Lucifer turned his back on the assembled might of the kingdom. It was the ultimate insult. He didn't even consider them a threat worth facing.
"The debt is partially paid," Lucifer said over his shoulder. "The girl paid the interest."
He looked at the spot where Jasmin had died. He didn't smile. He just stared at it for a second, his expression unreadable.
"Diamonds," he muttered to himself. "Annoying things."
Lucifer raised his hand and slashed the air. Reality ripped open, revealing a swirling vortex of black and violet energy—a gateway back to the Abyss.
He stepped toward it.
"Wait!" King Liam’s projection roared. "You will answer for this!"
Lucifer paused at the threshold. He turned his head slightly.
"I answer to no one, Human King," he said. "Pray I do not return. Next time, I will not stop at the Duchy. I will burn your throne room."
However, as soon as Lucifer spoke, Liam’s aura surged, rising as high as an ocean that could cover the entire world. Even Lucifer knew that if this power were unleashed, both humans and demons would suffer catastrophic consequences. Still, he didn’t care what King Liam might do here. Since he couldn’t use the Spear of Nihil for a few days, he planned to avoid fighting him. He also knew that Liam wouldn’t fight back—not now, at least. So, he smirked and looked away.
With a swirl of his white cape, the Devil King of Pride stepped into the void. The rift snapped shut behind him with a sound like a thunderclap. The purple tint vanished from the sky. The oppressive weight lifted from the air.
Silence rushed back into the courtyard.
It was a heavy, terrible silence. The adrenaline faded, leaving only the horror of the aftermath.
"Secure the perimeter!" the Captain of the Royal Guard shouted, breaking the spell. "Medics! Get to the Arch Duke!"
Valerius dropped the barrier. He floated down to Roy's side, his face pale. The ancient mage looked old, suddenly. He looked at the devastation around them—the crushed soldiers, the ruined gates, the crater where the diamond statue had been.
"Roy," Valerius whispered, kneeling beside his old student. "Roy, can you hear me?"
Roy Ferrum lay in the dust. The Spear of Nihil had dissolved into black smoke when Lucifer left, leaving a gaping, cauterized hole in his shoulder. The Diamond Queen had shattered, but in doing so, she had stripped the spear of its conceptual power. The erasure curse had been spent destroying her absolute defense, leaving only a bolt of void mana to strike the Arch Duke. Roy didn't feel the wound.
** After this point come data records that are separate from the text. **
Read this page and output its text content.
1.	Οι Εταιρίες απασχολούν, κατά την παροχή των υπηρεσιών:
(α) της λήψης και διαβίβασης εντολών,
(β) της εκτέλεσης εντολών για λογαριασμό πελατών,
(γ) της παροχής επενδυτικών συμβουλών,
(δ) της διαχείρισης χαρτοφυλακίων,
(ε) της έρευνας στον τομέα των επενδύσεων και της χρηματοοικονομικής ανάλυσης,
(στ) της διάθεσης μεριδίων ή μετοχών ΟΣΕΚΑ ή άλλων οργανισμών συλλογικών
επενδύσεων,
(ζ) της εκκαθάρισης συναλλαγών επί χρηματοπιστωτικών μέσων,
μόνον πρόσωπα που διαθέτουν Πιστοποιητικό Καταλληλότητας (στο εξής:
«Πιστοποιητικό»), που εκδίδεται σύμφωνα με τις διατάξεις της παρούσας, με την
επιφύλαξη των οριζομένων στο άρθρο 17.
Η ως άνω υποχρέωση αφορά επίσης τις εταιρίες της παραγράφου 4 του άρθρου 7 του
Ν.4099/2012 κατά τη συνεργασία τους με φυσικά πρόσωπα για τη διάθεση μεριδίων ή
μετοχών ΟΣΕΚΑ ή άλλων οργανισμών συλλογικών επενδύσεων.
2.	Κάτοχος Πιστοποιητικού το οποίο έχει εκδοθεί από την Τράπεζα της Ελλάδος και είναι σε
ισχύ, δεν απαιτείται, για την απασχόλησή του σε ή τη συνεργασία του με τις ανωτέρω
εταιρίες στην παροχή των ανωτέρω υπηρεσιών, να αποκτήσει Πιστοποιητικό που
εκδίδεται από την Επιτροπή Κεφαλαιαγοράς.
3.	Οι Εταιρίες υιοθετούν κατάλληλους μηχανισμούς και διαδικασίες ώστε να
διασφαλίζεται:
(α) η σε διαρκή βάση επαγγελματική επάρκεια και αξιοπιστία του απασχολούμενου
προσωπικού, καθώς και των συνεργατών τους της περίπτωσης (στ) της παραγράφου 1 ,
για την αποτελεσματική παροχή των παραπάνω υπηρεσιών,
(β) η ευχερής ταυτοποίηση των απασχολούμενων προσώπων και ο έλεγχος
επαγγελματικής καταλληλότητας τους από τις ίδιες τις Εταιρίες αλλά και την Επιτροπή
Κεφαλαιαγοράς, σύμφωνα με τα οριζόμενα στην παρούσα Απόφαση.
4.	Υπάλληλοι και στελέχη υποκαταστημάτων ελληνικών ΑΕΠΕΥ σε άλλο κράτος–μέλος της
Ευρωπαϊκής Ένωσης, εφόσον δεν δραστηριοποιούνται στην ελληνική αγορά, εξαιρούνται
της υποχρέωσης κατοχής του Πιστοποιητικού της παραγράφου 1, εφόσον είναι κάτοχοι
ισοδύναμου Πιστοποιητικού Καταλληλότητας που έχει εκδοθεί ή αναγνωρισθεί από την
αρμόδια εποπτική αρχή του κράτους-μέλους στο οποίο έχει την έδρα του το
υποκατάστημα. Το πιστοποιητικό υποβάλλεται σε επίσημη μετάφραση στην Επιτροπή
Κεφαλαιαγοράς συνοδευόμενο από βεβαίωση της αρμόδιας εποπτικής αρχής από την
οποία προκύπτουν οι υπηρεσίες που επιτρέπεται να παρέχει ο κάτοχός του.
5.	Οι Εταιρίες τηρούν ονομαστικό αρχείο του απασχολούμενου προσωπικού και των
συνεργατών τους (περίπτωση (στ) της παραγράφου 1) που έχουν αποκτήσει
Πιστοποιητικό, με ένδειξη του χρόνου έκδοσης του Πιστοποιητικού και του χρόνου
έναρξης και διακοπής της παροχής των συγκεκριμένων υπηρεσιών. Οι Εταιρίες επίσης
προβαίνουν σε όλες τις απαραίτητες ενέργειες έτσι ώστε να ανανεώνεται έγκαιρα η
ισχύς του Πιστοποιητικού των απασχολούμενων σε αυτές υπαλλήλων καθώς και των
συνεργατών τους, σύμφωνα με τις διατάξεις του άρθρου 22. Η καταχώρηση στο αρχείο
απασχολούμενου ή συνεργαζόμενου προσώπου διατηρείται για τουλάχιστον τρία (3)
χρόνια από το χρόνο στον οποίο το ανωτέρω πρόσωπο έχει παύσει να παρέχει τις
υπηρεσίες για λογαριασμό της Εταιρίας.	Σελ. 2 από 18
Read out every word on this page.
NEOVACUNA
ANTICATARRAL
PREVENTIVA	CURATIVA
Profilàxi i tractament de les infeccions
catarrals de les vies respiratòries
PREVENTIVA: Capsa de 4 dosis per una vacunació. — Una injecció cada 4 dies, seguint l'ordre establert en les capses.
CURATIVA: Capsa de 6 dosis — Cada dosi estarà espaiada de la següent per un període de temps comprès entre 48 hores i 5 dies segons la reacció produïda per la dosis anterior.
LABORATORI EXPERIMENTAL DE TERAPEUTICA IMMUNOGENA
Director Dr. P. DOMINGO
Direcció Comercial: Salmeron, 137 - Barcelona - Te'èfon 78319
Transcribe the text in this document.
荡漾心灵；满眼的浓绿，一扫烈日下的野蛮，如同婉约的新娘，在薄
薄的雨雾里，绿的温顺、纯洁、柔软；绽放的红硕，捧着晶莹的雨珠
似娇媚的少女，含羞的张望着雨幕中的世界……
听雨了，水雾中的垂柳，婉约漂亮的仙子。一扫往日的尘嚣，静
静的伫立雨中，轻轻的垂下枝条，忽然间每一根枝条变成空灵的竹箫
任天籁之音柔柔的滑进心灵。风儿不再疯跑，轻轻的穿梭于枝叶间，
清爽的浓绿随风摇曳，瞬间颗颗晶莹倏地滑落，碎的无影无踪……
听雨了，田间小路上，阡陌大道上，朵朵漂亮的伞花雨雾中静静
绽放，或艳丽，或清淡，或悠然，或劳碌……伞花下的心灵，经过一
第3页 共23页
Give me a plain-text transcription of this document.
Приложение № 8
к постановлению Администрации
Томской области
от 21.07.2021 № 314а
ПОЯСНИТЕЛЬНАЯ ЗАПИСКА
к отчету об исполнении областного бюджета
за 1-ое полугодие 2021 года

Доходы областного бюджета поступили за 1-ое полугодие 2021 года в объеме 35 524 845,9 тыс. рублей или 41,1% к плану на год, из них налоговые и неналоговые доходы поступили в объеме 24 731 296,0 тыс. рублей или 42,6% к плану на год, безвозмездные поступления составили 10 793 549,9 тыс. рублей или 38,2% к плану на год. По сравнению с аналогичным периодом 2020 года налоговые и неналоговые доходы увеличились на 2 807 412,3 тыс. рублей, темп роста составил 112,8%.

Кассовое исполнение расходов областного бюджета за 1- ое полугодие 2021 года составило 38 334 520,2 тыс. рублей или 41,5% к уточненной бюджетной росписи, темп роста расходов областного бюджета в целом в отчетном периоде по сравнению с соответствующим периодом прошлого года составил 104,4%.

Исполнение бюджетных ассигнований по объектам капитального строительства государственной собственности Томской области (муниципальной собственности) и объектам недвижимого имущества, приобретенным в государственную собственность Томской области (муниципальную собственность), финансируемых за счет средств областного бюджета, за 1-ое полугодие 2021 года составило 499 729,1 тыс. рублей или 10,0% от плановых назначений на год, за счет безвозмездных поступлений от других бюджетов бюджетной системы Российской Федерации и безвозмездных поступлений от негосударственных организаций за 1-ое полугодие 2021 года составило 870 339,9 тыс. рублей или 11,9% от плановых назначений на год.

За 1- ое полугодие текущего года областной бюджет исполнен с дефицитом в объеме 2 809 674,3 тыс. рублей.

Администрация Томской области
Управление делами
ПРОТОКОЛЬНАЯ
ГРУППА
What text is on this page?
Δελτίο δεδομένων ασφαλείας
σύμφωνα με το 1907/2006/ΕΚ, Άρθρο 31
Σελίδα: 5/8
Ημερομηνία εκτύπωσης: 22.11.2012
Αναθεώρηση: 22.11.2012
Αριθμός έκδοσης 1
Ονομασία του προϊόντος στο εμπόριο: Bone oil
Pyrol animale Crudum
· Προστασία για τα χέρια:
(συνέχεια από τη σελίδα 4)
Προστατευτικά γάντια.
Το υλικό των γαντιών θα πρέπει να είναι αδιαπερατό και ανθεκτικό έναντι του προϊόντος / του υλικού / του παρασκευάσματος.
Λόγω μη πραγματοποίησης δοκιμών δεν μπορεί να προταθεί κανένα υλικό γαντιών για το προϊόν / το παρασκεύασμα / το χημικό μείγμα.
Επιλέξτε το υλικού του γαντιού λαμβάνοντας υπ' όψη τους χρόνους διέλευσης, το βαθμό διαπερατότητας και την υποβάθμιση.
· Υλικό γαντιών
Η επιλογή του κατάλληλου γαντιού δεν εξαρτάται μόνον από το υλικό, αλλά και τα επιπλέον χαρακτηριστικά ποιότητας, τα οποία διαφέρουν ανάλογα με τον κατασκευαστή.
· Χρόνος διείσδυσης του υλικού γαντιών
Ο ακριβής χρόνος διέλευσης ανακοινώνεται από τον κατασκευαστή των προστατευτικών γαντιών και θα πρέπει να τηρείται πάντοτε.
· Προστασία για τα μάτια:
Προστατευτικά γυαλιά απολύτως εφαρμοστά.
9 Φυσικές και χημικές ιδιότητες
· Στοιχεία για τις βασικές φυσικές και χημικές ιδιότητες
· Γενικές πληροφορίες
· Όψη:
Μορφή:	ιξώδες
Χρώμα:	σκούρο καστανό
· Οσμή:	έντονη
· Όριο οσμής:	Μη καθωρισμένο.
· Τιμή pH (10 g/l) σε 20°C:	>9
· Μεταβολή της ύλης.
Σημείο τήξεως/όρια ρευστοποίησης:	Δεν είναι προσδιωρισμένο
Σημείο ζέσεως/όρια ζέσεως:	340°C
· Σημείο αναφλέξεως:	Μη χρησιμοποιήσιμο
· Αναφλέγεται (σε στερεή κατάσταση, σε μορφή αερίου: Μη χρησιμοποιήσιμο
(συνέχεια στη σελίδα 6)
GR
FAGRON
He was staring at a spot a few feet away. The wind was picking up, blowing the loose dust into the air, but the heavier pieces remained.
Roy was locked in a gaze with Jasmin.
Her crystallized head lay on the stones, staring back at him with sightless, diamond eyes. Nearby, her severed arm lay reaching out, as if still trying to push him out of harm's way.
'Jasmin,' Roy rasped, the image burning itself into his mind. The horror of it—the beauty of the diamond mixed with the butchery of the act—broke something inside him.
'The girl?' Valerius asked, following Roy’s gaze.
The Headmaster froze. He had seen battlefields. He had seen massacres. But the sight of the young maid, turned to an imperishable statue and scattered like broken pottery, made his stomach turn.
'She... she stopped it,' Roy whispered, his voice trembling uncontrollably. 'She didn't run. Look at her, Valerius. She is still looking at me.'
"A noble soul," Valerius said softly.
Valerius closed his eyes for a moment, unable to hold the gaze of the severed head. He waved his staff, and a gentle cloth of mana wove itself over the remains, covering the head and the limbs, hiding the tragedy from the open sky.